Dell's $24.4 billion LBO a big test for private equity
Will the company fare better with a small number of professional investors who have a different appetite for risk and a longer view than public shareholders?
Some of Dell's (DELL) current shareholders are up in arms over the proposed leveraged buyout of the quarter-century-old personal computer company.
Another way of looking at the $24.4 billion transaction is that it is a test for the classic private equity model.
The private equity world is full of problems, to be sure. Over the years, managers in this space have branched out from their core discipline to launch hedge funds, credit funds and other investment products. They have used every opportunity to add extra debt to their portfolio companies simply in order to pay themselves a special dividend and remove any equity risk associated with their investments.

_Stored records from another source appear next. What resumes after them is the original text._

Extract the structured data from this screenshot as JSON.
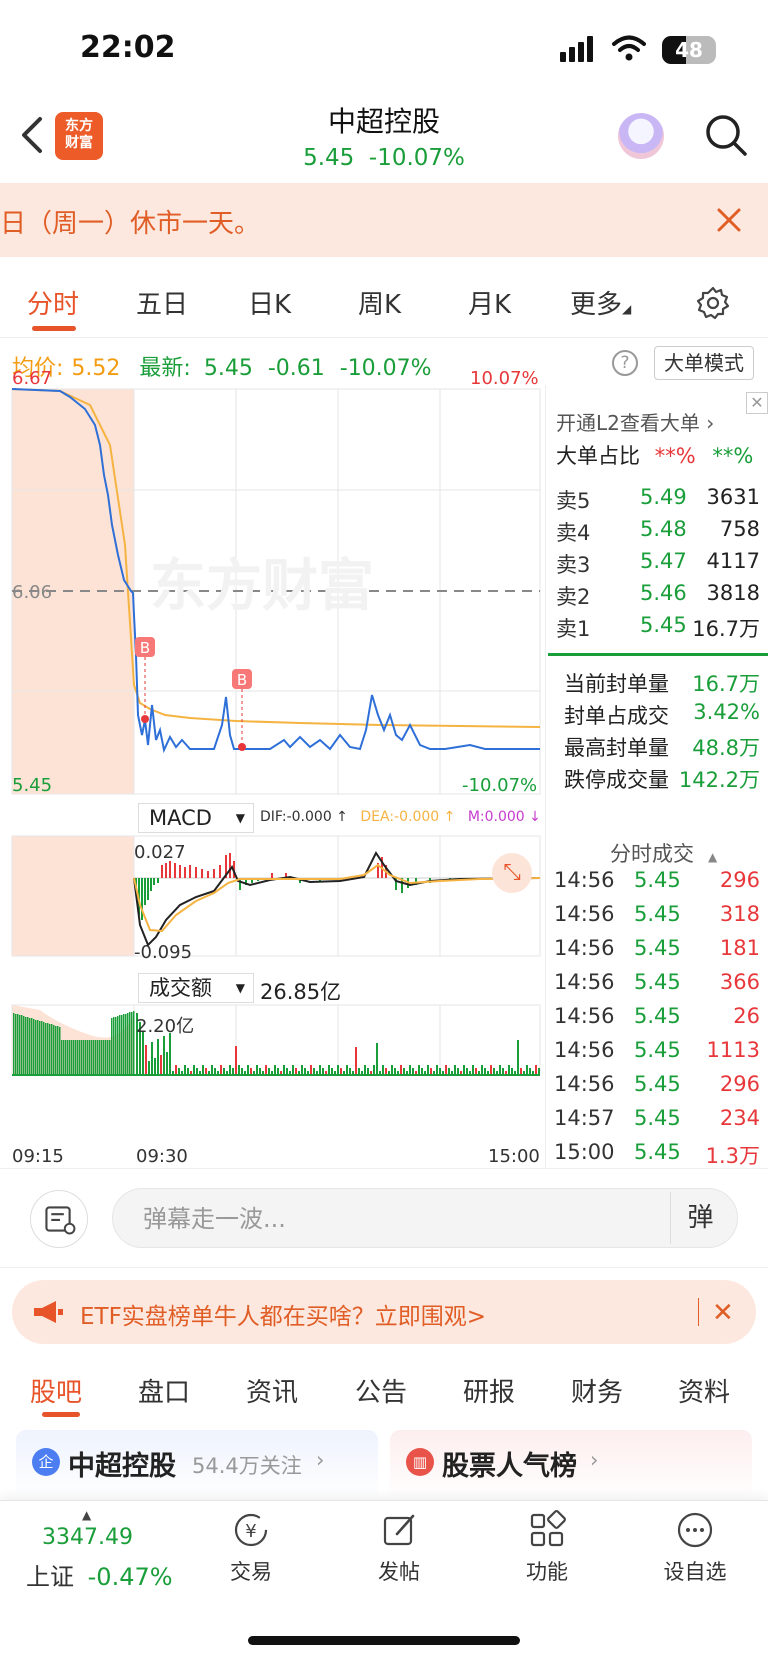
{
  "status_bar": {
    "time": "22:02",
    "battery": "48"
  },
  "header": {
    "title": "中超控股",
    "price": "5.45",
    "change_pct": "-10.07%",
    "quote_line": "5.45  -10.07%"
  },
  "notice": {
    "text": "日（周一）休市一天。"
  },
  "chart_tabs": [
    "分时",
    "五日",
    "日K",
    "周K",
    "月K",
    "更多"
  ],
  "info": {
    "avg_label": "均价:",
    "avg_value": "5.52",
    "latest_label": "最新:",
    "latest_value": "5.45",
    "change": "-0.61",
    "change_pct": "-10.07%",
    "mode_button": "大单模式"
  },
  "chart_data": {
    "type": "line",
    "y_max_label": "6.67",
    "y_mid_label": "6.06",
    "y_min_label": "5.45",
    "pct_top_label": "10.07%",
    "pct_bottom_label": "-10.07%",
    "x_labels": [
      "09:15",
      "09:30",
      "15:00"
    ],
    "watermark": "东方财富",
    "buy_markers": [
      "B",
      "B"
    ],
    "series": [
      {
        "name": "price",
        "values": [
          6.67,
          6.66,
          6.66,
          6.64,
          6.6,
          6.55,
          6.48,
          6.4,
          6.3,
          6.18,
          6.06,
          5.62,
          5.52,
          5.48,
          5.46,
          5.45,
          5.47,
          5.45,
          5.5,
          5.46,
          5.45,
          5.45,
          5.46,
          5.45,
          5.45,
          5.48,
          5.45,
          5.45,
          5.46,
          5.45
        ]
      },
      {
        "name": "avg",
        "values": [
          6.67,
          6.66,
          6.65,
          6.64,
          6.62,
          6.6,
          6.56,
          6.5,
          6.45,
          6.4,
          6.06,
          5.6,
          5.56,
          5.55,
          5.54,
          5.54,
          5.53,
          5.53,
          5.53,
          5.53,
          5.52,
          5.52,
          5.52,
          5.52,
          5.52,
          5.52,
          5.52,
          5.52,
          5.52,
          5.52
        ]
      }
    ],
    "macd": {
      "indicator": "MACD",
      "dif_label": "DIF:-0.000 ↑",
      "dea_label": "DEA:-0.000 ↑",
      "m_label": "M:0.000 ↓",
      "top_label": "0.027",
      "bottom_label": "-0.095"
    },
    "volume": {
      "indicator": "成交额",
      "total": "26.85亿",
      "max_label": "2.20亿"
    }
  },
  "l2_panel": {
    "link": "开通L2查看大单 ›",
    "ratio_label": "大单占比",
    "ratio_buy": "**%",
    "ratio_sell": "**%",
    "order_book": [
      {
        "label": "卖5",
        "price": "5.49",
        "volume": "3631"
      },
      {
        "label": "卖4",
        "price": "5.48",
        "volume": "758"
      },
      {
        "label": "卖3",
        "price": "5.47",
        "volume": "4117"
      },
      {
        "label": "卖2",
        "price": "5.46",
        "volume": "3818"
      },
      {
        "label": "卖1",
        "price": "5.45",
        "volume": "16.7万"
      }
    ],
    "seal": [
      {
        "label": "当前封单量",
        "value": "16.7万"
      },
      {
        "label": "封单占成交",
        "value": "3.42%"
      },
      {
        "label": "最高封单量",
        "value": "48.8万"
      },
      {
        "label": "跌停成交量",
        "value": "142.2万"
      }
    ],
    "ticks_title": "分时成交",
    "ticks": [
      {
        "time": "14:56",
        "price": "5.45",
        "vol": "296"
      },
      {
        "time": "14:56",
        "price": "5.45",
        "vol": "318"
      },
      {
        "time": "14:56",
        "price": "5.45",
        "vol": "181"
      },
      {
        "time": "14:56",
        "price": "5.45",
        "vol": "366"
      },
      {
        "time": "14:56",
        "price": "5.45",
        "vol": "26"
      },
      {
        "time": "14:56",
        "price": "5.45",
        "vol": "1113"
      },
      {
        "time": "14:56",
        "price": "5.45",
        "vol": "296"
      },
      {
        "time": "14:57",
        "price": "5.45",
        "vol": "234"
      },
      {
        "time": "15:00",
        "price": "5.45",
        "vol": "1.3万"
      }
    ]
  },
  "danmaku": {
    "placeholder": "弹幕走一波...",
    "toggle": "弹"
  },
  "ad": {
    "text": "ETF实盘榜单牛人都在买啥？立即围观>"
  },
  "bottom_tabs": [
    "股吧",
    "盘口",
    "资讯",
    "公告",
    "研报",
    "财务",
    "资料"
  ],
  "cards": {
    "stock": {
      "icon": "企",
      "title": "中超控股",
      "sub": "54.4万关注"
    },
    "rank": {
      "title": "股票人气榜"
    }
  },
  "bottom_nav": {
    "index_value": "3347.49",
    "index_name": "上证",
    "index_change": "-0.47%",
    "items": [
      "交易",
      "发帖",
      "功能",
      "设自选"
    ]
  },
  "colors": {
    "accent": "#e8542a",
    "down": "#1a9e3a",
    "up": "#e8373a",
    "avg_line": "#f5b342",
    "price_line": "#2e6fd8"
  }
}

Last year, according to a report just released by PitchBook Data Inc., secondary buyouts were a more common exit for private equity investors than sales of businesses back to the public via an IPO or to other businesses. That flies in the face of logic, since the goal of any LBO is to extract the maximum value and streamline the company. If a second group of private equity firms step in to do their own LBO of a company that has been through the process once, that likely means either that the first group has failed or that the second group has a faulty analysis.
Then there is the rather interesting way in which the industry has structured compensation, enabling it to claim that its employees aren't just earning salaries but rather capturing long-term capital gains, also known as "carried interest." (Watch for the Dell transaction to put new life into the "carried interest" tax controversy in the coming months, too.)
Despite all those issues, these days the argument for going private may be even clearer than it was back in 1989, when KKR finally wrapped up the now-iconic $31.1 billion leveraged buyout of RJR Nabisco. (Back then, Dell itself was only about five years old, and had gone public only a year earlier.) In the decades that have elapsed since then, the demands on companies to increase revenues and earnings steadily, quarter after quarter, has only increased. Companies that fail to deliver -- and that then fail to return value by using the cash on their books for outsize dividends or buybacks, are ruthlessly punished.
All that short-term behavior on the part of public market investors is logical, especially in the current environment in which every little bit of incremental return is valuable. But being a publicly traded company subject to those pressures in the midst of a major secular change in your core business is immensely perilous. How can a board and management with a fiduciary duty to maximize value for shareholders juggle the competing definitions of "value"? For some, it will be short-term returns, while others within the company may see it as using cash to make riskier or longer-term strategic investments that may not pay off for some time and that may be seen as gambling with the company's assets by outside investors.
That's precisely when the idea of private equity ownership makes sense, at least in theory. By taking the company private, Michael Dell and the folks at Silver Lake -- who have already completed some successful turnarounds of formerly public technology companies -- can take those risks. Yes, they will be doing so using the cash that is already on Dell's books, as well as the debt that they will use to finance the transaction. But they will be paying current owners a price of $13.65 a share for those assets -- assets that, collectively, had been valued at less than $11 on the day before the first rumors of a buyout began to spread.
Clearly, Michael Dell is correct to suggest that the public investors didn't recognize the value of what he had been trying to do at Dell, shifting the business away from the slumping PC market and emphasizing software, services and data networking instead. Perhaps investors were correct in discounting those new businesses, and perhaps the $24.4 billion bet by Dell and Silver Lake, with Microsoft's backing, will fail. But the damage will be limited to a smaller number of professional investors who have industry expertise, a more intimate knowledge of the company and the ability to put the question of immediate profits to one side in hopes of generating greater and more sustainable profits in the future.
There are times when it is perfectly appropriate for a company to be or to remain publicly traded. Conversely, a company that has stumbled or that faces a major secular change in its core business may better serve investors by retreating from the public market, especially when those public market investors, as Henry Blodget so pungently pointed out appear unwilling to shoulder the higher risks that could generate higher returns down the road.
Sure, shareholders who stuck around and believed in the vision of a new Dell were willing to take the risks. They aren't thrilled by having to relinquish their hopes of a bigger payday after riding the stock lower over the last year. But at the end of the day, there weren't enough such investors to keep the company’s share price at a level where an LBO made no sense. That's capitalism.
Some of the specific issues surrounding the Dell LBO may well end up being tested in the courts, if shareholders follow through and sue. But the ultimate test will come over the next two to three years, as Michael Dell and his new partners push forward with their proposed transformation of the company. If it works, the rewards will rightly go to the private equity investors who were willing to take a risk that made public market shareholders nervous.